Methodology

How Our Data Works

Transparency about where our data comes from, how it is verified, and what happens when you run a search.

One Source: The Official State PDL

FormCheckRx formulary data comes from one source: the official Preferred Drug List published by each state's Medicaid authority. We do not use third-party data aggregators, commercial drug databases, or crowdsourced information.

For each verified state, a licensed PharmD reviews the official PDL and enters formulary status, prior authorization criteria, quantity limits, step therapy requirements, and carve-out classifications for every drug on the list. This is manual, expert-reviewed work — not automated scraping.

For states in active development, a proprietary multi-agent framework generates preliminary formulary data using the state's program structure, MCO landscape, and known PDL patterns. These results are clearly labeled as AI-generated and include a notice to verify with the applicable plan before clinical use.

Three-Layer Search Architecture

Every query passes through a layered resolution system. The layer that responds depends on what verified data exists for that drug and state.

LAYER 1
Verified Database
Pharmacist-verified data exists for this drug in the selected state. Formulary status, PA criteria, quantity limits, step therapy, and carve-out classification are served directly from our database. This is the highest-confidence response available in the platform.
Response< 100ms
ConfidenceVerified
LAYER 2
Validated Cache
No verified database entry exists, but the drug has been searched recently for this state. The previous result is served from cache. Cache entries expire after 7 days to prevent stale data from reaching users. Labeled accordingly in the result.
Response< 200ms
ConfidenceRecent
LAYER 3
Multi-Agent Framework
No verified data or cached result exists. A proprietary multi-agent framework generates a formulary assessment using the state's program structure, MCO landscape, and known PDL patterns. Results are clearly labeled as AI-generated and include a notice to verify with the plan before clinical use.
Response3–6 seconds
ConfidenceAI-Generated
HIGH-RISK
High-Risk Drug Protection
Certain high-risk medications — Narrow Therapeutic Index drugs, controlled substances, and REMS-restricted drugs — are never served from the AI layer. If no verified database entry exists for these drugs, the system returns a notice to contact the plan directly rather than providing an estimate. The risk of an inaccurate result for these drugs is too high to permit an AI-generated response.
AI LayerDisabled
ProtectionActive

How a State Earns "Verified" Status

No state is marked as Verified until a licensed PharmD has completed a full review. The process is the same for every state, every time.

01The official state PDL is obtained directly from the state Medicaid authority — not from a third-party source or aggregator.
02A licensed PharmD reviews each drug entry against the PDL, recording formulary status, PA criteria, quantity limits, step therapy requirements, and carve-out classification for every drug.
03A 30-drug spot-check is performed by comparing FormCheckRx results to the official PDL document, line by line, for a random sample of 30 drugs across therapeutic classes.
04The pharmacist signs off on accuracy. The review is logged with the reviewer's credentials, the PDL version reviewed, and the date of sign-off.
05The state's status is changed to Verified and the verification date is recorded. The date is visible on every search result for that state.
06Verified states are re-reviewed when PDL changes are detected. Our monitoring system checks state PDL sources every 6 hours.

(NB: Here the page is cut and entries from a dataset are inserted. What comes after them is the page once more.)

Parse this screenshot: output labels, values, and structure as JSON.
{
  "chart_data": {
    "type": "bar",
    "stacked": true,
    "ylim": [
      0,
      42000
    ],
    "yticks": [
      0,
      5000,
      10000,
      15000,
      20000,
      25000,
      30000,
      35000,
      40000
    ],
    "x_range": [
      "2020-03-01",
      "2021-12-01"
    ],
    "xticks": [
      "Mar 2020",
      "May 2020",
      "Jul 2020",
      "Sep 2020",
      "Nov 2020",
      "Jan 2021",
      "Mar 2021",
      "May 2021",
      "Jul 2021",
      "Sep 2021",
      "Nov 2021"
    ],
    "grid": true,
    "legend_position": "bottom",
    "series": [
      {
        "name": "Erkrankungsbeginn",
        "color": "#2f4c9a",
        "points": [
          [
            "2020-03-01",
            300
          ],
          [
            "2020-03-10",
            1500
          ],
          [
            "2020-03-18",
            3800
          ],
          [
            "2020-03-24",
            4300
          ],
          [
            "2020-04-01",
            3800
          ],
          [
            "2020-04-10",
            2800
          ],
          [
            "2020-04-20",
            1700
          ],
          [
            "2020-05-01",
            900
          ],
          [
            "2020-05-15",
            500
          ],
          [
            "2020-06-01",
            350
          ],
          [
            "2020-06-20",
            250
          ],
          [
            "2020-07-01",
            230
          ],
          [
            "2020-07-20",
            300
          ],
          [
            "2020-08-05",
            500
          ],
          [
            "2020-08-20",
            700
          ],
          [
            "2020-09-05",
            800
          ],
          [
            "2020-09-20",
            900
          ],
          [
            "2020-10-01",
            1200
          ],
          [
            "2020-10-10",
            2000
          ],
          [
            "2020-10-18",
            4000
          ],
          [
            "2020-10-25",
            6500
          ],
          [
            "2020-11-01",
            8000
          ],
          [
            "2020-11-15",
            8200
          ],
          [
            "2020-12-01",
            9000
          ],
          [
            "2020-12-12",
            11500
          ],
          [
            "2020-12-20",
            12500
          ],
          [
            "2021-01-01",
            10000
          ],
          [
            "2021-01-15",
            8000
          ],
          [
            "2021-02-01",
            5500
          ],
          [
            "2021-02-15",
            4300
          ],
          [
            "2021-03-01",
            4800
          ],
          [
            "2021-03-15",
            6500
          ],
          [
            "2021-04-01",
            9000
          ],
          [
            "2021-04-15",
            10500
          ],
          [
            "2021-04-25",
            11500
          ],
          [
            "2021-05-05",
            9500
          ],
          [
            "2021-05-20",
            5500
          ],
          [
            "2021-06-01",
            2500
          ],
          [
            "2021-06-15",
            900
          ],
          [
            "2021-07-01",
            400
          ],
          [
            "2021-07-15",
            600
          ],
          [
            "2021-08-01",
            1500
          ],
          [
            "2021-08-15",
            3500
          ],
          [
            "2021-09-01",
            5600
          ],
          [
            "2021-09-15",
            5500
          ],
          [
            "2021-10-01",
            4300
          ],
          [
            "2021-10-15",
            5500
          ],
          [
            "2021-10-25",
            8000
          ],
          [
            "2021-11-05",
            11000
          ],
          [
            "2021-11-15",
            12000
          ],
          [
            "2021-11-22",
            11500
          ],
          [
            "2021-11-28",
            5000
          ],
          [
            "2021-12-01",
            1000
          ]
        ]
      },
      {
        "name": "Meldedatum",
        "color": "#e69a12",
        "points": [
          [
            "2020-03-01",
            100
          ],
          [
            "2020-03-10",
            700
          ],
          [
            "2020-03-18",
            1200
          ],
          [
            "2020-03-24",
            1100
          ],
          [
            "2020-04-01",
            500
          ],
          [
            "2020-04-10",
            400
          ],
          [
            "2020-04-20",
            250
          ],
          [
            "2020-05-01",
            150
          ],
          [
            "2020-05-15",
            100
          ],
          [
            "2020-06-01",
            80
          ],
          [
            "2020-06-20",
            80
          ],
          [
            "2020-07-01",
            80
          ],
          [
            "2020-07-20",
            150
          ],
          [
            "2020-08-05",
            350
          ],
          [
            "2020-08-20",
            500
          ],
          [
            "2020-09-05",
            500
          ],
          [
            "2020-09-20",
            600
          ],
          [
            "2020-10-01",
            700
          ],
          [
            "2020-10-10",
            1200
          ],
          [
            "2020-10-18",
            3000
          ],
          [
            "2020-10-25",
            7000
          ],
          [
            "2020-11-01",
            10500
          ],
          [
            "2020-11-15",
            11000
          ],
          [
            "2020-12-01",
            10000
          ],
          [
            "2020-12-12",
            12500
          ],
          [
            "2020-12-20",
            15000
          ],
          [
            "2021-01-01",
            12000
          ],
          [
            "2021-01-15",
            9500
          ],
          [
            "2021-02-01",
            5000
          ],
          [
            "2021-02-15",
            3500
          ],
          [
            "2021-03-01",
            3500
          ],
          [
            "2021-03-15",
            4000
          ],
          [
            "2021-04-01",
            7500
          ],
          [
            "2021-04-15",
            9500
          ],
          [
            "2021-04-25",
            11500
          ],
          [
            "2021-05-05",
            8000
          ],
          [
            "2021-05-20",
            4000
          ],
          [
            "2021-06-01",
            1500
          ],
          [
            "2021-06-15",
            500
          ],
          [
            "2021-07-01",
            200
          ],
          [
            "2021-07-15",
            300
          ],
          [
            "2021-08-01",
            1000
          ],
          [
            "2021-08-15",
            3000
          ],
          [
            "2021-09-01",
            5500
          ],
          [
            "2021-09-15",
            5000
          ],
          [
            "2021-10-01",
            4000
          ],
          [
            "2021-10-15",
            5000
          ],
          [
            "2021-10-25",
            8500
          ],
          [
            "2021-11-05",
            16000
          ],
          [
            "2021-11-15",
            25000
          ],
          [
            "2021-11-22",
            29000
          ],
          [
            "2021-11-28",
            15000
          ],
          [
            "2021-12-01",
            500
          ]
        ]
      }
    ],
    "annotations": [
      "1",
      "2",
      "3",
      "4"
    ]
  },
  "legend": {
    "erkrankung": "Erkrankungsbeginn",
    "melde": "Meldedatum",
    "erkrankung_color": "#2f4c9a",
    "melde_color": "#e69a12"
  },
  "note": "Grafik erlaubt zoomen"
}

Changes trigger a flagged review queue for pharmacist sign-off before the update goes live.

Six Safety Databases on Every Result

Safety flags are applied automatically to every search result, regardless of which layer served the formulary response. Staff should not need to maintain separate safety list subscriptions.

Database Edition Scope Count
AGS Beers Criteria 2023 Medications potentially inappropriate for adults 65+. Maintained by the American Geriatrics Society. Updated every three years. 46 drugs
ISMP High-Alert Medications 2024 Drugs bearing heightened risk of causing significant patient harm when used in error. Maintained by the Institute for Safe Medication Practices. 27 drugs
NIOSH Hazardous Drug List 2024 Occupational safety classifications for healthcare workers who handle, prepare, or administer these drugs. 23 drugs
Narrow Therapeutic Index Current Drugs where small changes in concentration can lead to therapeutic failure or toxicity. Requires precise dosing and monitoring. 11 drugs
FDA REMS Programs Current Risk Evaluation and Mitigation Strategies including prescriber certification, pharmacy certification, and patient enrollment requirements. 52 programs
ISMP LASA Pairs 2024 Look-alike/sound-alike drug name pairs that can be confused during prescribing, dispensing, or administration. 41 pairs

Reporting Incorrect Data

Report Incorrect Data

If you believe a FormCheckRx result is incorrect, a Report Incorrect Data option is available on every search result. Reports are reviewed by our pharmacist within one business day. Confirmed corrections are applied immediately and logged in our immutable audit trail.

We maintain a complete history of every formulary status change, including the previous value, new value, source of change, and timestamp. This audit trail is available to enterprise clients on request.